The success in passing this legislation in the House has been attributed to the exposure of animal exploitation on the Netflix series “Tiger King.” Following the show’s popularity, in April 2020, The Humane Society of the United States (HSUS) released footage showing the abuse that tigers and other big cats suffer at the hands of Joe Exotic, one of the leading personalities in “Tiger King.” The footage of Joe Exotic and other zoo workers routinely abusing big cats lead to public outrage, which resulted in varying levels of discipline for several people featured in the show. Joe Exotic himself is currently in prison for wildlife violations.

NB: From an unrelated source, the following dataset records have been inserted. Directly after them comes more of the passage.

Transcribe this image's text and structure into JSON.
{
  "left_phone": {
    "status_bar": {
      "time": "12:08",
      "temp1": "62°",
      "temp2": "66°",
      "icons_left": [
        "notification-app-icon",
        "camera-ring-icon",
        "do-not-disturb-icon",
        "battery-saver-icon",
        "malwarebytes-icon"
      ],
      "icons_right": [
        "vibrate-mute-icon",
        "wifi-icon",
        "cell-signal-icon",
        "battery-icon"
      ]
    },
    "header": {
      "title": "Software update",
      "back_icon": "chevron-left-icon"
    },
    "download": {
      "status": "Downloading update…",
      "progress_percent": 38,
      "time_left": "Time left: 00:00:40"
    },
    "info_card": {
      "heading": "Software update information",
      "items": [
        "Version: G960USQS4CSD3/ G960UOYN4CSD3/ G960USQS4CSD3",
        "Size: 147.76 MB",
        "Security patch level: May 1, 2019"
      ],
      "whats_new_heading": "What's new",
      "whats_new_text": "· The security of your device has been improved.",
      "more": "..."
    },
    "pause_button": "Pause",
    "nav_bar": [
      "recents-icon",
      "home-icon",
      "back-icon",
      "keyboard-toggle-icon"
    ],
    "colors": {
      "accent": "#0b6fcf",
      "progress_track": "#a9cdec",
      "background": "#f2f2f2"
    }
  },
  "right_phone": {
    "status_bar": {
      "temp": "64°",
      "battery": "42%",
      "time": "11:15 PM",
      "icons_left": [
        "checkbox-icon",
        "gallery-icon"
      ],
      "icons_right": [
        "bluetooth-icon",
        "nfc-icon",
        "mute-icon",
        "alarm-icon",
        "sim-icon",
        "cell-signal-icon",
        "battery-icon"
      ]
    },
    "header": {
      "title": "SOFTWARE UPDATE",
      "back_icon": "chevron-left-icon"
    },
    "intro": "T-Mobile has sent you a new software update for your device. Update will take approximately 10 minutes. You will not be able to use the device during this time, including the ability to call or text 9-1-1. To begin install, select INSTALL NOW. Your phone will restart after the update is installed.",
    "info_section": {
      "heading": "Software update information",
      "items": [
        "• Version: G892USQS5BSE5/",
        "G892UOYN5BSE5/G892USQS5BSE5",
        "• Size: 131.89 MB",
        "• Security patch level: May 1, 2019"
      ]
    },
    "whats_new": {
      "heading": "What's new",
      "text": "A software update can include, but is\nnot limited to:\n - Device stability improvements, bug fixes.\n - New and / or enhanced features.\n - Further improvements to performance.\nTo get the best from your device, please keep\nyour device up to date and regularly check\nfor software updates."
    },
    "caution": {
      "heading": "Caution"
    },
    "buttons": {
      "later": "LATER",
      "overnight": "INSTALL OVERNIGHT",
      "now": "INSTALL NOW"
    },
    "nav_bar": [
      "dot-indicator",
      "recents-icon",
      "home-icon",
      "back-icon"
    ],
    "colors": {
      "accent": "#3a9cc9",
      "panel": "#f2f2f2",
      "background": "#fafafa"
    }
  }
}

The case of Joe Exotic’s mistreatment of wildlife is but one among many. Due to such incidences, multiple states have been implementing rules to control human-wildlife interactions. Currently, only five states, Nevada, Alabama, Oklahoma, North Carolina, and Wisconsin, have no laws protecting big cats. As such, it has become necessary to have a federally recognized law to protect these animals. Keeping big cats in roadside zoos and homes also poses a public health threat. Since 1990, over 400 dangerous incidences, including 24 deaths, have been reported in 46 states and Washington, D.C.
According to HSUS CEO Kitty Block and Sara Admunsen, president of the Humane Society Legislative Fund, the only way to end these incidences is by introducing federal legislation. “But to wipe this problem out for good, we need strong federal laws that will prevent unscrupulous people from forcing wild animals to spend their entire lives in abject misery while creating a public safety nightmare,” they said in a joint statement.
The Big Cat Public Safety Act now moves to the Senate floor for voting.